Whew Whew Mercy, it's Bill Goodrich!
Bill Goodrich, the colorful sports announcer who made “whew-hoo mercy” household words in Mississippi, died Wednesday of heart failure at St. Dominic’s Hospital. He was 84.
Goodrich used that trademark exclamation to describe home runs for the old Jackson Senators and touchdowns for the Ole Miss Rebels and Southern Mississippi Golden Eagles. He described touchdown runs by Jake Gibbs in one era and Reggie Collier in another.
“Whew-hoo mercy, that was him. Bill was a little guy with a big heart,” said Eddie Crawford, long-time Ole Miss coach and administrator. “The thing I’ll always remember about him is the enthusiasm he had for every game.
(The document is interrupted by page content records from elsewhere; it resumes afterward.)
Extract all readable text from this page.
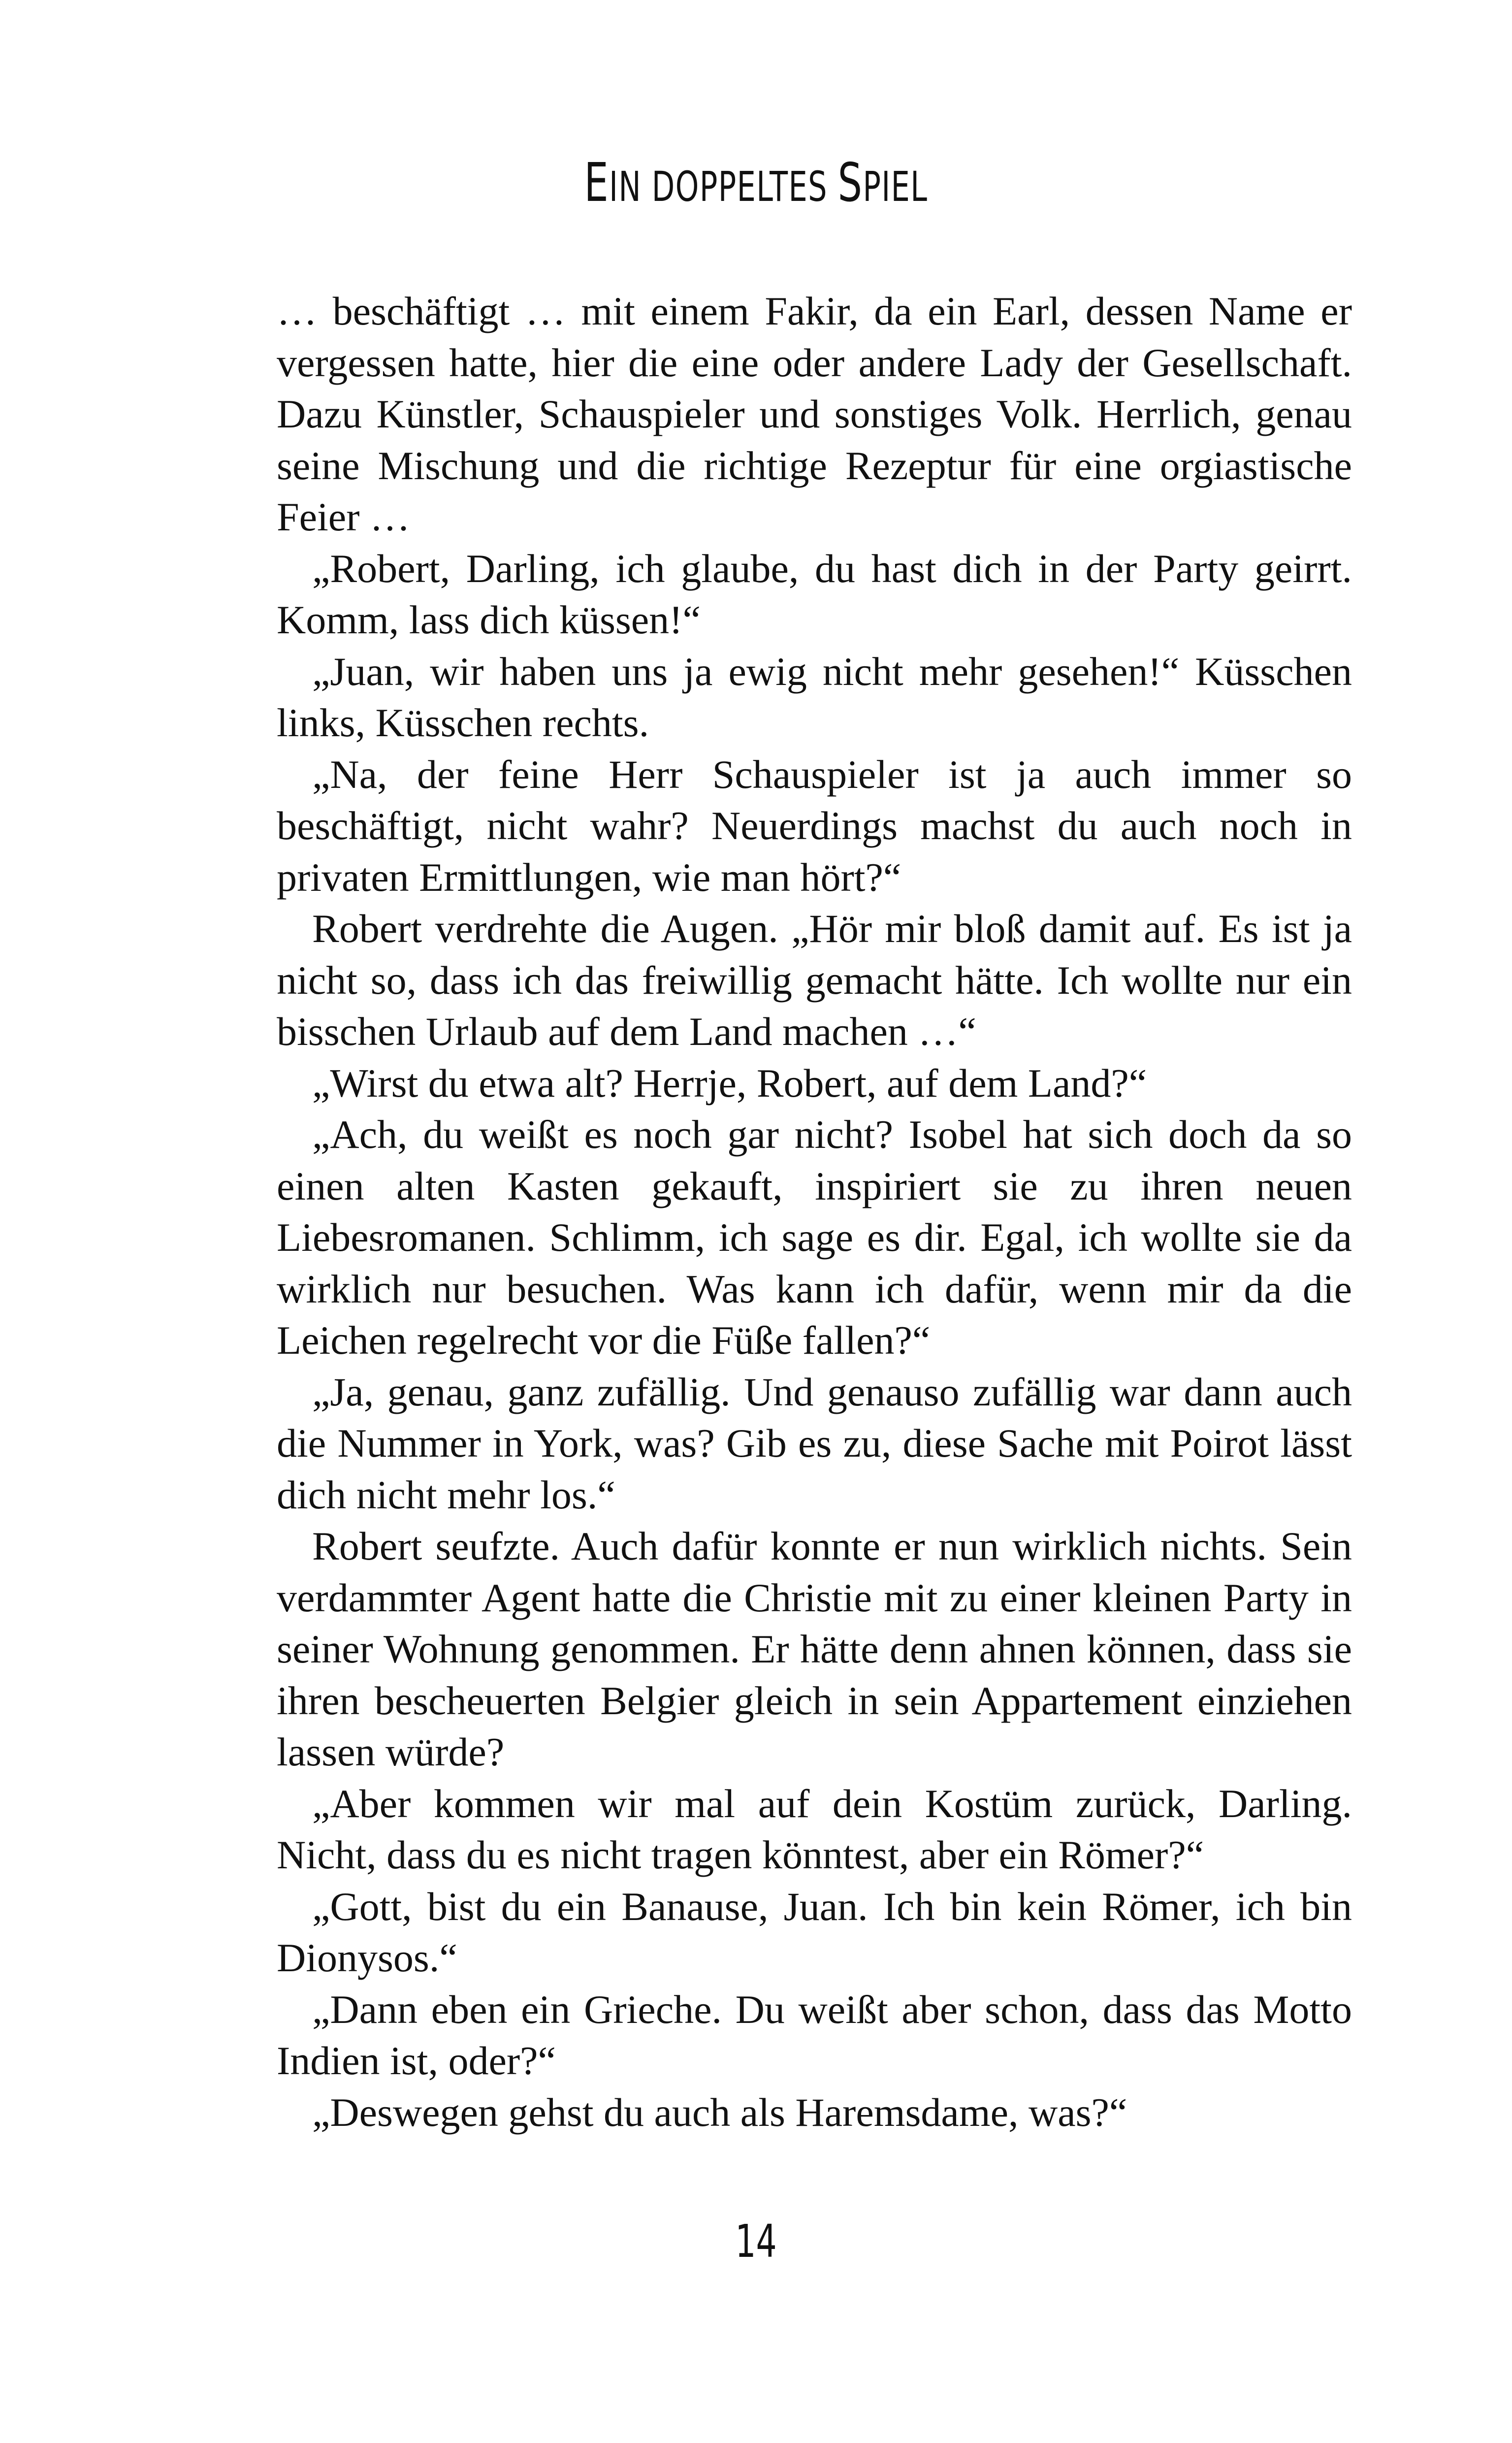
EIN DOPPELTES SPIEL

… beschäftigt … mit einem Fakir, da ein Earl, dessen Name er vergessen hatte, hier die eine oder andere Lady der Gesellschaft. Dazu Künstler, Schauspieler und sonstiges Volk. Herrlich, genau seine Mischung und die richtige Rezeptur für eine orgiastische Feier …

„Robert, Darling, ich glaube, du hast dich in der Party geirrt. Komm, lass dich küssen!“

„Juan, wir haben uns ja ewig nicht mehr gesehen!“ Küsschen links, Küsschen rechts.

„Na, der feine Herr Schauspieler ist ja auch immer so beschäftigt, nicht wahr? Neuerdings machst du auch noch in privaten Ermittlungen, wie man hört?“

Robert verdrehte die Augen. „Hör mir bloß damit auf. Es ist ja nicht so, dass ich das freiwillig gemacht hätte. Ich wollte nur ein bisschen Urlaub auf dem Land machen …“

„Wirst du etwa alt? Herrje, Robert, auf dem Land?“

„Ach, du weißt es noch gar nicht? Isobel hat sich doch da so einen alten Kasten gekauft, inspiriert sie zu ihren neuen Liebesromanen. Schlimm, ich sage es dir. Egal, ich wollte sie da wirklich nur besuchen. Was kann ich dafür, wenn mir da die Leichen regelrecht vor die Füße fallen?“

„Ja, genau, ganz zufällig. Und genauso zufällig war dann auch die Nummer in York, was? Gib es zu, diese Sache mit Poirot lässt dich nicht mehr los.“

Robert seufzte. Auch dafür konnte er nun wirklich nichts. Sein verdammter Agent hatte die Christie mit zu einer kleinen Party in seiner Wohnung genommen. Er hätte denn ahnen können, dass sie ihren bescheuerten Belgier gleich in sein Appartement einziehen lassen würde?

„Aber kommen wir mal auf dein Kostüm zurück, Darling. Nicht, dass du es nicht tragen könntest, aber ein Römer?“

„Gott, bist du ein Banause, Juan. Ich bin kein Römer, ich bin Dionysos.“

„Dann eben ein Grieche. Du weißt aber schon, dass das Motto Indien ist, oder?“

„Deswegen gehst du auch als Haremsdame, was?“

14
He was super-positive. His enthusiasm was unbelievable.”
Goodrich began his career in Mississippi broadcasting in June of 1947. He did play-by-play for Jackson Central, plus minor league baseball for the Jackson Senators of the old Southeastern League. The Senators home games were done live, and Goodrich re-created the road games from Western Union tapes.
John Cox, the current USM play-by-play announcer, said Goodrich used to tell a story about one of those times he was re-creating a game, using a Western Union feed.
“The tape machine went down and stayed down for 17 minutes,” Cox said. “Bill said that he killed time by describing a dog running onto the field. He told about the umpires and the managers and the players trying to catch the dog. He had them falling down and everything. Finally, when the tape machine came back on, the message came across that the game was being delayed. There was a dog on the field.”
Later, Goodrich broadcast Hinds Junior College football and basketball (1949-52). He went to Spartanburg, S.C., in 1952 to become the voice of Wofford College and the Cleveland Indians’ minor league team based there.
From 1958 until 1965 he was the sports director of WLBT-TV and handled the play-by-play of Ole Miss football.
Former Ole Miss and Saints great Archie Manning said he grew up listening to Goodrich do Ole Miss games.
“I used to sit by the radio and listen on many Saturdays,” Manning said. “When the Saints trained in Hattiesburg in the ’70s, we got to be good friends. He was a great guy and fun to listen to.”
Goodrich left WLBT and moved back to South Carolina, where he did Clemson football and basketball until 1969.
He then became the television voice of the Kentucky Colonels of the old American Basketball Association and at the same time was televising road games of the University of Louisville.
He was out or radio and TV for six months before joining radio station WFOR of Hattiesburg in September of 1972, when he began doing USM football, basketball and baseball games.
He became a member of the USM public relations department in 1974 and remained until the fall of 1982.
“I owe my career to Bill Goodrich,” Cox said.
“When I was a student at USM, he took me under his wing and let me be a part of his broadcasts. He’s another one of the legends who helped make this place.”
Goodrich, a Pennsylvania native, grew up in Fond-du-Lac, Wisc. In 1932, he entered the University of Wisconsin on a boxing scholarship.
After college, he enlisted in the U.S. Army. A first lieutenant, he participated in the D-Day invasion and was wounded twice, earning two Purple Heart medals, the Bronze Star, the Silver Star and a Presidential Citation.
Bill Goodrich is survived by his sons, Page Goodrich of Jackson and Jeff Goodrich of Scottsdale, Ariz., and sisters Katherine Ours of Campbellsport, Wisc., and Jenny Wehrenbert of Menassha, Wisc.
Private funeral services will be held Saturday in Louisville. Visitation will be held Friday night from 6 p.m. until 8 p.m. at Porter Funeral Home in Louisville. Memorials may be made to the Lottie Moon Offering or the American Heart Association.